Residents would question the ability of the Labour Group and cabinet to make difficult decisions and meet the financial challenge.  Poltiical priorities for the Group would be questioned internally, as the ability of group members to see through decisions – Community Investment Programme,  Estate Regeneration- would also be open to question.  The question would then be whether the Labour Group wants to make big decisions for Camden’s future, or wants to remain in power.  It is totally possible to do both but by dodging big decisions because they are too big will leave us exposed that all we stand for is remaining in power.

He later adds:

In my view the issue has been remarkably uncontroversial in the community compared to other decisions made.

3 Comments on The big decisions, the political risks

  1. Insulted Labour Backbencher // April 15, 2011 at 10:50 am // Reply

    It’s bullshit to state that we were given ‘months of meetings and briefings’. Absolute and utter bullshit.

    Like

  2. Theo Blackwell // April 15, 2011 at 2:28 pm // Reply

    Apologies for the (apparent) Labour member acting in the way (presumably he) is.

    The issue was discussed as far back as July, and agreed politically. There was a full briefing. Scrutiny looked at it twice. It was discussed publicly. King’s Cross residents were engaged, and taken on a tour of the Town Hall Extension.

    There’s a choice here of important decisions being made at the pace of those furthest enaged from the project, coming to it late – or those who have been engaged with the issue.

    Presumably residents would like us to take considered decisions.

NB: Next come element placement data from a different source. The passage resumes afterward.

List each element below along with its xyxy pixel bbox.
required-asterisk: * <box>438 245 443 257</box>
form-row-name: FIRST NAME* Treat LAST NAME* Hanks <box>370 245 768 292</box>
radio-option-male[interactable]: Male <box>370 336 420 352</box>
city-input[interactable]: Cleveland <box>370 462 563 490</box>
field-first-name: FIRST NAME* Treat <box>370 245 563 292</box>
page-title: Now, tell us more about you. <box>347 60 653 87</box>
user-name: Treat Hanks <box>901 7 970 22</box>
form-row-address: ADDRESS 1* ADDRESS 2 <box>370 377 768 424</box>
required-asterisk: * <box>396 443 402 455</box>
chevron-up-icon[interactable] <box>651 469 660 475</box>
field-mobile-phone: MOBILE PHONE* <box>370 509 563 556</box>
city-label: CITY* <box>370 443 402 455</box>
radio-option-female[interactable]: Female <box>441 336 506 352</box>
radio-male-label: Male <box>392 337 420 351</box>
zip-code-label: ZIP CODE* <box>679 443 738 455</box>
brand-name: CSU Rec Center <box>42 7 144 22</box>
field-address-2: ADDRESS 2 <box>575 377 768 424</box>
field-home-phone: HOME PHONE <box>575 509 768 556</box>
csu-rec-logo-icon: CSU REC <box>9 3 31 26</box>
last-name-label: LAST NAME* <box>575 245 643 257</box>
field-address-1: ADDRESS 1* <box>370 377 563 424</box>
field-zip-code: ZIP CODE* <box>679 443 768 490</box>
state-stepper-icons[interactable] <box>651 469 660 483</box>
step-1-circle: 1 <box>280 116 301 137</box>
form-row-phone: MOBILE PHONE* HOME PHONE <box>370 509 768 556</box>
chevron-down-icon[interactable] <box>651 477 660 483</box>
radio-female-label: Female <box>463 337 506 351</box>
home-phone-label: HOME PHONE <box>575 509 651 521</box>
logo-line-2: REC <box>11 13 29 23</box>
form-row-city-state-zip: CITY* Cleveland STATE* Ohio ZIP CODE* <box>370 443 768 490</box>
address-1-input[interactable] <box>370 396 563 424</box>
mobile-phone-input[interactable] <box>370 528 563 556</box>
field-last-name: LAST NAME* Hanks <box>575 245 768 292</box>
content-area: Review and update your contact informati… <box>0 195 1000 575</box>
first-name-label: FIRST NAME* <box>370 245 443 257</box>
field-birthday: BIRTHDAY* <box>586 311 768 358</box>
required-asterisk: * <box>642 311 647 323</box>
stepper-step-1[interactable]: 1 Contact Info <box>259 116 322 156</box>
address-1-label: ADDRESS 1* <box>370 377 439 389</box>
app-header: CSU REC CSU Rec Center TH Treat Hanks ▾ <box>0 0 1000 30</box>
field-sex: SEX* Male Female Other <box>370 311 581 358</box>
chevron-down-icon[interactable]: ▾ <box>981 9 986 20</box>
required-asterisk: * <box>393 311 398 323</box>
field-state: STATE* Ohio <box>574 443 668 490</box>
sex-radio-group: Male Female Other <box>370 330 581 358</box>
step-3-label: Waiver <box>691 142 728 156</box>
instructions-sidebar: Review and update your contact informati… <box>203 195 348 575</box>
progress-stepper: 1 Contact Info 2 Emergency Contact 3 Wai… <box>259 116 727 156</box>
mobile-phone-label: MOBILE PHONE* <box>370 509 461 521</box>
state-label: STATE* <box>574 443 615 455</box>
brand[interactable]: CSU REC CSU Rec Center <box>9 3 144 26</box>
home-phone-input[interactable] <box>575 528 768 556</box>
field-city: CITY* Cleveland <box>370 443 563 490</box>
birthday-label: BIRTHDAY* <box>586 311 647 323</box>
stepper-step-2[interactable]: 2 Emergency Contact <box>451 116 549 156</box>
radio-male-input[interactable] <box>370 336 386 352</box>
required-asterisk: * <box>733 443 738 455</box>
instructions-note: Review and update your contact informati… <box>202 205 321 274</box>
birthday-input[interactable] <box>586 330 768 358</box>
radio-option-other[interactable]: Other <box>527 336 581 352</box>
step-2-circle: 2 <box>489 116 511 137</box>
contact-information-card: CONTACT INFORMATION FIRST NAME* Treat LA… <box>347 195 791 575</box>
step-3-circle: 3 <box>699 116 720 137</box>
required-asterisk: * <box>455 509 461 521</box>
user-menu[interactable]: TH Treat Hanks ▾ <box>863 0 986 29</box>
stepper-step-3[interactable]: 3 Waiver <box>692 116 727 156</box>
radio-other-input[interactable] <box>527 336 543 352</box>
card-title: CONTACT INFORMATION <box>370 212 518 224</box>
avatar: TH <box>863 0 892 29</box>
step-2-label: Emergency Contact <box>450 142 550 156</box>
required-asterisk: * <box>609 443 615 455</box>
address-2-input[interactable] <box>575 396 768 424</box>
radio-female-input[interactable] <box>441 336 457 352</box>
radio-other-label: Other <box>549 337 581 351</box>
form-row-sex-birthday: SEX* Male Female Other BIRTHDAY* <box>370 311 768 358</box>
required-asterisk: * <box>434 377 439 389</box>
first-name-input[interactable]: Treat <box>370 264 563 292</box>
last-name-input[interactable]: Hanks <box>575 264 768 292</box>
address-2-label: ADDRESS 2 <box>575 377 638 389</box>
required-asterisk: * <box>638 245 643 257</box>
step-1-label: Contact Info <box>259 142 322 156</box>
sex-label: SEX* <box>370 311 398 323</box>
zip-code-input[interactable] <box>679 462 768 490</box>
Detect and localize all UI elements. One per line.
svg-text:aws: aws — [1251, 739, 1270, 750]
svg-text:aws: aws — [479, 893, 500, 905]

    Btw I’m not saying that the decision isn’t controversial, I’m just saying that between July and yesterday I only received 3 emails on the subject. Go figure.

    Like

  3. lessdeceived // April 15, 2011 at 7:25 pm // Reply

    Why not publish the figures ? Let’s face it, the existing Town Hall Annex is ugly to

    look at, a lead weight on the human spirit, demoralising and unpleasant to spend time in.

    It looks as though it was designed by the same chap who designed all those concrete planters that used to litter the Borough.

    It has fantastic views of St Pancras which it shames with it’s presence. It is however

    occupying a prime, prime, piece of land. If it is beyond the wit of Camden Officers to

    negotiate a deal with prospective developers and Argent whereby the new offices cost very

    little, if anything, then it is a question of basic competence.

    Give us the figures Theo and get out the wrecking ball.